I also think the CLI / extensionless use case is important to finally crack, either as part of this or separately. When adopting a new top-level default it does give us the option to change the legacy compat paths to solve it.

My preference would be one of 2. (c) or 2. (d):

  1. c) Under a node_modules folder, type-less packages are treated as CommonJS; but are treated as ESM otherwise. This follows the precedent that the ESM resolution algorithm already special-cases folders named node_modules.

Or

  1. d) The “no type means ESM” behavior only applies to the package scope of the entry point.

With either, a node --type=module cli.js just working as ES modules, or being able to write a new app and use node --type=module app.js, where that flag has a future to be made the default in a future version (after subsequent deprecations, and leaving behind node --type=commonjs app for legacy entry points) is a very compelling case.

Even if such a process takes many years, setting up the path now with a flag would be very valuable. And even if we don't get it right first time, we can at least figure out what flag works best for users by iterating on this work given it will be entirely experimental and optional.
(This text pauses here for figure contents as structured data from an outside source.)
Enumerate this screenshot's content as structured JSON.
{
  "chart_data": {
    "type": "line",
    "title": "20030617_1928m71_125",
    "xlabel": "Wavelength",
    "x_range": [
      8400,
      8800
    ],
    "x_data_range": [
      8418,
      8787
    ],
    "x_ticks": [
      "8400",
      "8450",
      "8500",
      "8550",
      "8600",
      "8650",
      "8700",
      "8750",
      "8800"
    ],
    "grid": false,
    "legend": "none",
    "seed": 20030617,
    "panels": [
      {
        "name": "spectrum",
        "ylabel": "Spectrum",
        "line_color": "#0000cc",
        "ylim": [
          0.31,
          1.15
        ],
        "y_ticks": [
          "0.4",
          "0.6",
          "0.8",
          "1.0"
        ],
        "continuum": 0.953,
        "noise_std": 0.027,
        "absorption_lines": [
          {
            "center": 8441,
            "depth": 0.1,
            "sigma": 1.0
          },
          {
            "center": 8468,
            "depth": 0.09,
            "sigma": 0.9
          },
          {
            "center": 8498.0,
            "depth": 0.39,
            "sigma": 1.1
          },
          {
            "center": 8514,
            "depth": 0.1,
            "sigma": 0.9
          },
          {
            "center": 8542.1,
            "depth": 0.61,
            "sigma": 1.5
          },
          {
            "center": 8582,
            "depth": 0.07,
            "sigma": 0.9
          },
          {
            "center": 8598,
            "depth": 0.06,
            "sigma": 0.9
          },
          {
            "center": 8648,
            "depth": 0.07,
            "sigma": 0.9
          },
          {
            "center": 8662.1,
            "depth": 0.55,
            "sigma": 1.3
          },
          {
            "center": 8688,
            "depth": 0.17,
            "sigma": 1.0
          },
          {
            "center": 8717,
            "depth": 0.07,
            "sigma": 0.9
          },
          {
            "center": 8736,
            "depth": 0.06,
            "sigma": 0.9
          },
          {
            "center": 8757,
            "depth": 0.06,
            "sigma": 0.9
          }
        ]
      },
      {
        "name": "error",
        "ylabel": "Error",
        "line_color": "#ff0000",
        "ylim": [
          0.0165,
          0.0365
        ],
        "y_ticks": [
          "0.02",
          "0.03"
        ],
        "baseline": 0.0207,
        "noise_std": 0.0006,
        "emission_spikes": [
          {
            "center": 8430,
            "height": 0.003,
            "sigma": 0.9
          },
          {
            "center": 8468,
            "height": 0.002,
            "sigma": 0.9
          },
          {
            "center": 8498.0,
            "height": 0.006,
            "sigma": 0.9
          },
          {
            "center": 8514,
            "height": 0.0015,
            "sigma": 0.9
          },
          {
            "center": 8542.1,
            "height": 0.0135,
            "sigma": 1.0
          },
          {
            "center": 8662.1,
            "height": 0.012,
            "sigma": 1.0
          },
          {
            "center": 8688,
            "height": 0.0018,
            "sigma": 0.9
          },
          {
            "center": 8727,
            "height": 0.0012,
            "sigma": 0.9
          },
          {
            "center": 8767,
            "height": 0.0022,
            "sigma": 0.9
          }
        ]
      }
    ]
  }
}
Let most users ignore it for the however many years it takes to get it stabilized, but it would very much close the loop on the ESM integration IMO.

@mcollina
Copy link
Member

mcollina commented Sep 5, 2023

Thanks for the great writeup @GeoffreyBooth.

I think purposefully breaking modules that have been working untouched for years is against what our users expect from us.
It's going to break every application, npx workflow, and generic usage of Node.js. It's going to create a massive churn for maintainers, frustrating them further and pushing them away.

Here is an interesting data point: developers still use readable-stream v2.3.7 (60 millions weekly), v2.3.8 (35 millions downloads weekly), v3.6.2 (30 millions downloads weekly), while v4 is at 3 millions downloads.
Dependencies are pinned somewhere in the chain, and they do not update. The massive ecosystem in the registry is what made Node.js special: let's not burn it.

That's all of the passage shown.